I often find myself with writer’s block, especially when I stop to think that people are actually reading what I write.

I have to remind myself that blogging is not a performance art, it is a (hopefully) creative outlet for emotions, opinions and commentary.

I often find myself blocked from adressing a specific topic because I’m only minimally anonymous on this blog, if at all.

Sometimes it’s easy to change the sex, age and chief complaint of a patient and not affect the story or its outcome.

But what happens when you can’t do that; when the details ARE the story?

How can I describe what was the most tragic, gut-wrenching shift of my career with a patient I can’t forget….. because she returns every Fall?

I have decided to tell this story in the form of a letter to my patient, covering up the details to the best of my ability. Who knows, I may just delete the whole thing when I’m done, but it is Fall again, and she does come around.

“Dear Melissa,

It’s been many, many years since our meeting in the emergency department late that holiday night. The evening you told your mom that you would join the family over at Grandpa’s as soon as your headache improved.

You didn’t show, and your mom came home later to find you unresponsive on the den couch.

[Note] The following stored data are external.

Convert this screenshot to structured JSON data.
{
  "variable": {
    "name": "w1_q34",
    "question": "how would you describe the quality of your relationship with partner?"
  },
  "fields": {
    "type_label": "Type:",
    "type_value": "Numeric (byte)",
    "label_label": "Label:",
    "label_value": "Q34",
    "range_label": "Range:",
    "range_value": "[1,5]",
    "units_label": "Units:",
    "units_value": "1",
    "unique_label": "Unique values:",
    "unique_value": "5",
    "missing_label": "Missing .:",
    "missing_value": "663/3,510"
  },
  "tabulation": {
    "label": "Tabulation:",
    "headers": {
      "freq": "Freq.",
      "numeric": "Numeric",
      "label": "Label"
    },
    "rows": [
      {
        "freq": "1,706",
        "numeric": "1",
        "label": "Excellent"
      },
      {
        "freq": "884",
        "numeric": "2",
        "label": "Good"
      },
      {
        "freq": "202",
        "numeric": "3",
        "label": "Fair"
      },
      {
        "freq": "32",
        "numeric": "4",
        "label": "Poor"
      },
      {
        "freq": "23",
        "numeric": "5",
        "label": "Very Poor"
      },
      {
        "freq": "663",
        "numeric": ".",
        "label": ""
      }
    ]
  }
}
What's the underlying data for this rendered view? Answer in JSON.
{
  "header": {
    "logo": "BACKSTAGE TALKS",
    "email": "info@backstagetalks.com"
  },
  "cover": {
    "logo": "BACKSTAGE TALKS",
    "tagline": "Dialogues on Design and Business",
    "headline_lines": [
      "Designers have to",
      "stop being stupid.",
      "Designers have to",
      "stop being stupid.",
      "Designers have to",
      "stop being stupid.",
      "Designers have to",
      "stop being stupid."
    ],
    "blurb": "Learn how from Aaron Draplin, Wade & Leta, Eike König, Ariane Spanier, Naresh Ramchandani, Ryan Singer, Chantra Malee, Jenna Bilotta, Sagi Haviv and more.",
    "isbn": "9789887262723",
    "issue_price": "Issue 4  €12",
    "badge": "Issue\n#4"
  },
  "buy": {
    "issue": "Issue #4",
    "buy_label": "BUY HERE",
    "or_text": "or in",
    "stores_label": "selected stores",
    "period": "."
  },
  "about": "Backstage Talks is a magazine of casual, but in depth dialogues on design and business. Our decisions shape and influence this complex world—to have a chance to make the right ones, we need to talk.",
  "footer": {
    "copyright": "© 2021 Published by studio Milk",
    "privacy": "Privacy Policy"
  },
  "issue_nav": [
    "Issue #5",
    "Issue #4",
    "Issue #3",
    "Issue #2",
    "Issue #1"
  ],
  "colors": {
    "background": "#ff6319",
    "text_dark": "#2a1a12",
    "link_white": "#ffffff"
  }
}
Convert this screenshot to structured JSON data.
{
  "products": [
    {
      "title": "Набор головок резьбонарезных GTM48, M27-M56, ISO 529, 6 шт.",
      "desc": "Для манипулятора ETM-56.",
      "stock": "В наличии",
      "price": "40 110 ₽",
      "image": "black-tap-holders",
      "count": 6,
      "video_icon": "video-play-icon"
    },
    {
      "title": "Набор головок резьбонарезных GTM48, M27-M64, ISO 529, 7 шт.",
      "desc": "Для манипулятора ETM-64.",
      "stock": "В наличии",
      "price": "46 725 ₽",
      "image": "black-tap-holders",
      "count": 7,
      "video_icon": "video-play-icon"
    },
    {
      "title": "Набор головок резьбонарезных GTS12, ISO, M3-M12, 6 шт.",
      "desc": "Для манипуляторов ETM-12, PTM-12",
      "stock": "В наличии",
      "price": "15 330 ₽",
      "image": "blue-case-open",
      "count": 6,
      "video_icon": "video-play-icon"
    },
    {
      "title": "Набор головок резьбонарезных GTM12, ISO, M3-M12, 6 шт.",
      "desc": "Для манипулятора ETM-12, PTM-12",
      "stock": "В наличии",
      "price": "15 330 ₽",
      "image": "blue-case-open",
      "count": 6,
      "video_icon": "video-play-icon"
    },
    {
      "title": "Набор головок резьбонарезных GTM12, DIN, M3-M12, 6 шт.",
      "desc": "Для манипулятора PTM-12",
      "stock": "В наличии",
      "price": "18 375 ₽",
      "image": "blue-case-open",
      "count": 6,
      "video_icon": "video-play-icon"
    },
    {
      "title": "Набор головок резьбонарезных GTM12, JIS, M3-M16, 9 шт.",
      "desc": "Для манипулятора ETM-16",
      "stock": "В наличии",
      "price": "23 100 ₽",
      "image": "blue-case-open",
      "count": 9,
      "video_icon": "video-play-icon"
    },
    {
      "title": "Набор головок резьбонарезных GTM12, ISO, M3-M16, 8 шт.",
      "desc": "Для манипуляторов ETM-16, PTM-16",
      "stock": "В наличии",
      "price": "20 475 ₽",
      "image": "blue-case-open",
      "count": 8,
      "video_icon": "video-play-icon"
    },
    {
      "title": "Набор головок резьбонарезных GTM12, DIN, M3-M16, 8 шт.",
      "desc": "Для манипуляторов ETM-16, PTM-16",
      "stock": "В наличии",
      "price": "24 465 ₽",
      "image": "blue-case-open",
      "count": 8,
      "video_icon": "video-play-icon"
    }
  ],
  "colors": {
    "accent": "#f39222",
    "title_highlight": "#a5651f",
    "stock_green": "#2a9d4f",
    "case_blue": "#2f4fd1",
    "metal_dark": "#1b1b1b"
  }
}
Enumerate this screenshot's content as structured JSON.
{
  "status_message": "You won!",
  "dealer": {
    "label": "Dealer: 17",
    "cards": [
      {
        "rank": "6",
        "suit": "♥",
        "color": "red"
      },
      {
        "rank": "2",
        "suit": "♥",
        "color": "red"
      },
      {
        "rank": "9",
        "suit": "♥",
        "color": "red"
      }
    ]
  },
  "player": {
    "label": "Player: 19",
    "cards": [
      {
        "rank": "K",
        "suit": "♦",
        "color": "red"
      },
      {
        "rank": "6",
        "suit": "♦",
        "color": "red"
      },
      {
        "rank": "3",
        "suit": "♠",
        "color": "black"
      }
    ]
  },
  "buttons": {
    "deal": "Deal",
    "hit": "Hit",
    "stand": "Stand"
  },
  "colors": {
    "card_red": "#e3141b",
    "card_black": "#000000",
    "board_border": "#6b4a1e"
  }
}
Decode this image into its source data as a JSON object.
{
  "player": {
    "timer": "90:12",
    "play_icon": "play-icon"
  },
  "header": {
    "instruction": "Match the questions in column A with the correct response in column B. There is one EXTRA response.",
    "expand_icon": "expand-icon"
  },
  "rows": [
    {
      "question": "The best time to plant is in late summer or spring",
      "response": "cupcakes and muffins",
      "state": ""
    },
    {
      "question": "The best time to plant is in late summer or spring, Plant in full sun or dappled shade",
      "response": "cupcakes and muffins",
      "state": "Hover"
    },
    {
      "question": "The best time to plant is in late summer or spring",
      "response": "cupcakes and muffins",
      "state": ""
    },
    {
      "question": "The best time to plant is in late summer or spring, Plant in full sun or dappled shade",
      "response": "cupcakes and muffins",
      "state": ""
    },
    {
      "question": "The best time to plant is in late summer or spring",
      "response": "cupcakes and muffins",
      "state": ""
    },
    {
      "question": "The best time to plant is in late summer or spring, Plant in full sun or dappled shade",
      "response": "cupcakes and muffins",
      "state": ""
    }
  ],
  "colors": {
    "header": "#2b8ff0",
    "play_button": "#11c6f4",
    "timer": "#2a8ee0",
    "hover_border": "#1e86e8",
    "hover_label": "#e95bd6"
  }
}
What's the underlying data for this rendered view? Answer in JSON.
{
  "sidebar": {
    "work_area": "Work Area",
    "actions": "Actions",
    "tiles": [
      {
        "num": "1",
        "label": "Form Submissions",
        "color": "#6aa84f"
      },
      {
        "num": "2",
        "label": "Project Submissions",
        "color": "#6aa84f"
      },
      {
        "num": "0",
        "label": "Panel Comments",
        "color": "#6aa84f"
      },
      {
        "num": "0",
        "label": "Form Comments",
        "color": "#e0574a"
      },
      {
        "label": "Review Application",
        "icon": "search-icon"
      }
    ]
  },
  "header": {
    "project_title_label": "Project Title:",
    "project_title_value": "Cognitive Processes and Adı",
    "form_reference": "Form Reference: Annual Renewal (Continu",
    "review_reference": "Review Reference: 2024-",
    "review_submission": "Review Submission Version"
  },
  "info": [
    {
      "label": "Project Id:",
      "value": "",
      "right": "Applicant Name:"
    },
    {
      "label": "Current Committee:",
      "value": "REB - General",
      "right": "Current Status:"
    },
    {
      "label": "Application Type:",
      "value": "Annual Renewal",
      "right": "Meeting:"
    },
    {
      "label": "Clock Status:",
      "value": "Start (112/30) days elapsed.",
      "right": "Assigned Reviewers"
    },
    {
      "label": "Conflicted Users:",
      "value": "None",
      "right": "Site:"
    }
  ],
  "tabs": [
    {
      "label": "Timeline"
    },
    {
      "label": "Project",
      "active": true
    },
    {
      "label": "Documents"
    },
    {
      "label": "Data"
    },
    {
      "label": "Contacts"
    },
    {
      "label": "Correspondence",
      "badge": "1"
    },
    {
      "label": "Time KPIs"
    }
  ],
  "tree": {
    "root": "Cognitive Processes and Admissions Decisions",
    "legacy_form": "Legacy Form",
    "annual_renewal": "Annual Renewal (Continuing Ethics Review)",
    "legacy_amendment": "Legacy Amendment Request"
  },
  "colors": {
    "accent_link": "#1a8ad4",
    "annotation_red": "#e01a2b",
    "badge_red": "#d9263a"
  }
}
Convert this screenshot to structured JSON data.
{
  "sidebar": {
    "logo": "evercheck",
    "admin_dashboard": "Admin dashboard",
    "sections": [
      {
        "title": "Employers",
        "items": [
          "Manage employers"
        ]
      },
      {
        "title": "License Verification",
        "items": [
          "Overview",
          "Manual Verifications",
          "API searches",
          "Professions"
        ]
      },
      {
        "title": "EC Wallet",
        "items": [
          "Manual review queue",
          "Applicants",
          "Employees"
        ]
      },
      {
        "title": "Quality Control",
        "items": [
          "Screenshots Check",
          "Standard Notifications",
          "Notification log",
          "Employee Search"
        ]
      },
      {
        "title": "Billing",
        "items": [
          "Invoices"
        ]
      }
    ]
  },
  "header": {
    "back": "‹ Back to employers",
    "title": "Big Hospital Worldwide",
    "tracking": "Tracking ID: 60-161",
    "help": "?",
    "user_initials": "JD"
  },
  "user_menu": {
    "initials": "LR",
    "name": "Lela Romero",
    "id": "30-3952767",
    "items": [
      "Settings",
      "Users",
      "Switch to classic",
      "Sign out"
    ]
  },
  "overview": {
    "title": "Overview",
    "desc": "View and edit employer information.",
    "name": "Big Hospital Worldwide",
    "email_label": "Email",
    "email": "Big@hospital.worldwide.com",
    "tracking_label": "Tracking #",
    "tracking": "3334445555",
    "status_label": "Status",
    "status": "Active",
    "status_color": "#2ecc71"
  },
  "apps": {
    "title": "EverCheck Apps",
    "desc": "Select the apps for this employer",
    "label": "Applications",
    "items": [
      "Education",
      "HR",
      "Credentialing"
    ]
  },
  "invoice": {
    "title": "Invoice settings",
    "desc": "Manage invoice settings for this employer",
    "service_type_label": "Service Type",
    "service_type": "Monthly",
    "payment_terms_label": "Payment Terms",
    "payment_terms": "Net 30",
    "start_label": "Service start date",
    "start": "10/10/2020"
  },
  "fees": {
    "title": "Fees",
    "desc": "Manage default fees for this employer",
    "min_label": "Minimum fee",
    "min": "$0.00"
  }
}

She called 911. We met around midnight.

The paramedics gave you some medication en route and you responded to one of those medications. By the time you arrived, to have called you agitated would have been an understatement. This was a different kind of agitation.

Your eyes were open but they did not see. You thrashed and writhed but not because of any particular stimuli. You screamed a scream we could not understand but could not seem to hear when we tried to speak. You looked right through us. I’d never seen that stare before. I will never forget it.

We noticed that you were oozing blood from a nasal airway attempt en route. And you were dripping from both IV attempts the medics made. The entire department and half the hosptial met the ambulance that brought you to us and many things were occuring simulaneously.

The nurses inserted a foley that returned red urine. Every place you hit while thrashing turned ecchymotic. You leaked around the IV insertion sites we put in. Somehow the ED doc managed to do an ENT evaluation. Blood behind both tympanic membranes.

Disseminated Intravascular Coagulation (DIC). All I knew at the time was that it was 60% fatal. The lab confirmed it. The question was why?

The specialists started arriving. Internal Medicine. Hematology. Respiratory. An ABG was done; pressure was held. You didn’t stop bleeding. Blood cultures done. More bleeding. You continued to thrash against the barriers we had put up. We tried sedating you but nothing worked; your respirations remained sixty and deep for hours.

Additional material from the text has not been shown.